When we moved to New York in August 2020 as the latest “NYaCe” community, the many usual attractions of the city—museums, shows, stores, restaurants, etc.—were closed due to COVID-19. So, our community—Tait, Christina, James, and Danielle—often looked within the four walls of our tight East Harlem apartment for the little moments and shared experiences to build community. Looking back over the year (and counting) we’ve shared in NYC, we made the most of it. Through the lens of our shared photo album, we present a snapshot of life in NYC.
Waking up early for school and getting ready in close quarters was a challenge at first, but our commitment to the quintessential first day of school picture showed when we gathered our tired, nervous selves and posed before our first day as teachers!
Each day, we split off in four directions, each hopping on a different bus or subway line, but when we return at the end of the school day to the familiar “ding!” of the elevator, the doors open to an apartment where we can’t help but smile and share a hug (yes, we actually hug) to celebrate another successful day.

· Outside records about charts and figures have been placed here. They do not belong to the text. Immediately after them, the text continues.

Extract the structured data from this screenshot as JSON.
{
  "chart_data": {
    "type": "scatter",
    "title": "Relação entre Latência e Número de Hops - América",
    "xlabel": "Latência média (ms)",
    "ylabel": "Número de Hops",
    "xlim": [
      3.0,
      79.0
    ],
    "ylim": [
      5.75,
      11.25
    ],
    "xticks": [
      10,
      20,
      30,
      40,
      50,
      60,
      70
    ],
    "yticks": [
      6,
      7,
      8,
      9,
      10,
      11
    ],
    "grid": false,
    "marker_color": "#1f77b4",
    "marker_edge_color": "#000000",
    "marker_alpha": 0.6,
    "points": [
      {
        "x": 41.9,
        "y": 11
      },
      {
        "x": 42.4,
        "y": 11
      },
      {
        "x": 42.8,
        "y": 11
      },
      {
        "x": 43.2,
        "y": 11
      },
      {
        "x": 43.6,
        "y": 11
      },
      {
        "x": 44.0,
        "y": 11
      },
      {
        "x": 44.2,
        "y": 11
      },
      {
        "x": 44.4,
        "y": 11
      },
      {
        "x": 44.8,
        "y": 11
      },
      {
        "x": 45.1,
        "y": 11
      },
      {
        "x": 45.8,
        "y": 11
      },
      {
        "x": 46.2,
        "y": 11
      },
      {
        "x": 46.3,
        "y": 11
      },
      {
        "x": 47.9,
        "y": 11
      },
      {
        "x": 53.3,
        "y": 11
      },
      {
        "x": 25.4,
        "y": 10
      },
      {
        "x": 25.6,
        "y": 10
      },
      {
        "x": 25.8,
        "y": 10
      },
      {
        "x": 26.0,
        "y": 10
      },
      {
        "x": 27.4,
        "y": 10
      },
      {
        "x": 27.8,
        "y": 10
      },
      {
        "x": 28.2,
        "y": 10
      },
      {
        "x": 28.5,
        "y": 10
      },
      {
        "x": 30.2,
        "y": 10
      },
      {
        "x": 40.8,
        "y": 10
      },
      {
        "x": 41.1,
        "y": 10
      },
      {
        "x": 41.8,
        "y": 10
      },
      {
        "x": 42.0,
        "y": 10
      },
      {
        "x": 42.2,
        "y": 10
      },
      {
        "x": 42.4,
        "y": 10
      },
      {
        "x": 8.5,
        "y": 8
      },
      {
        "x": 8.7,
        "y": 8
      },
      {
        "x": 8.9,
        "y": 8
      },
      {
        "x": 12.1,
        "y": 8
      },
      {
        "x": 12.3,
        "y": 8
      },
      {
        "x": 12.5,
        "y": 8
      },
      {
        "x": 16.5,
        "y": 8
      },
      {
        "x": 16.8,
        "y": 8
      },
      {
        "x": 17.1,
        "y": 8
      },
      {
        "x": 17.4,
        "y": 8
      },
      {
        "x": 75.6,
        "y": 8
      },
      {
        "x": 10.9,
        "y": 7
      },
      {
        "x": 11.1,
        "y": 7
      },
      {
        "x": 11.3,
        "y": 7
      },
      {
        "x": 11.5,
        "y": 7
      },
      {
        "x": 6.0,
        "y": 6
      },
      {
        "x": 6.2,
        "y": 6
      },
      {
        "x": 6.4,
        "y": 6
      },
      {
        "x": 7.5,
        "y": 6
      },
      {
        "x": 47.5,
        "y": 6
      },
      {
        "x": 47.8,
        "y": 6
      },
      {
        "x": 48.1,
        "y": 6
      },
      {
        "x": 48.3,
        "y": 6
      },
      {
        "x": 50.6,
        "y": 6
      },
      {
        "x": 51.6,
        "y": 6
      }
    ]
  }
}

Food is a key part of our community. While our apartment may have tight quarters, we’ve developed a “dance” of sorts in preparing, cooking, and eating meals. Ranging from family classics, to any incredible creation Christina whips up in the Instant Pot, to themed holiday meals (like the St. Patrick’s Day Shepherd's Pie that James and Christina did not let go to waste!), Sunday community dinner has become the capstone of the week. The dinner views over Manhattan from our porch don’t hurt, either!
James: It took us a while to get there—what with COVID closures and busy teaching schedules, but we were not let down when we finally made it to the New York Metropolitan Art Museum. Danielle is an artist, and I mean an ARTIST. So when art museums, and indeed all museums, were closed for the first few months of our time in the city, she was having a rough time of it. Her desperate need for art ended up spilling out in unexpected ways, most memorably, art prayer. Here is my art prayer project that I produced under Danielle's tutelage:
As you can see, "Mary as the road to Jesus— out of darkness and towards the light of the Cross" might just be the MET's next featured exhibit!
As we drove past the Manhattan skyline in June to embark on our long road trip back to South Bend for ACE Summer, we wondered what community would look like without the familiar places, spaces, and faces we’d grown accustomed to in New York. It didn’t take long, however, for us to find time for community at dinner in the ND dining halls, sitting together during Dillon Hall mass, or strategically standing near each other in the iconic ACE T-Shirt Reveal picture. Wherever life takes us beyond our time in ACE, our shared commitment to community and capturing memories (whether they have photo evidence or not), are bound to last.
In a community, different people get placed together. You could say that Danielle and I are a perfect example of this. Take food— Danielle is a vegetarian; I buy and cook a few pounds of meat per week. Or interests: Danielle is an artist; I'm a bookworm and amateur philosopher. She's from the midwest and says stuff like "ope" when she bumps into something and "Mahm" rather than "Mom." I hail from the Boston area, making me a complete foreigner to her mid-west niceties and bringing verbal idiosyncrasies of my own better left unpublished. Still, as the picture of our community leaping into our second-year shows, it takes different people, sometimes standing opposite each other, to hold a community together.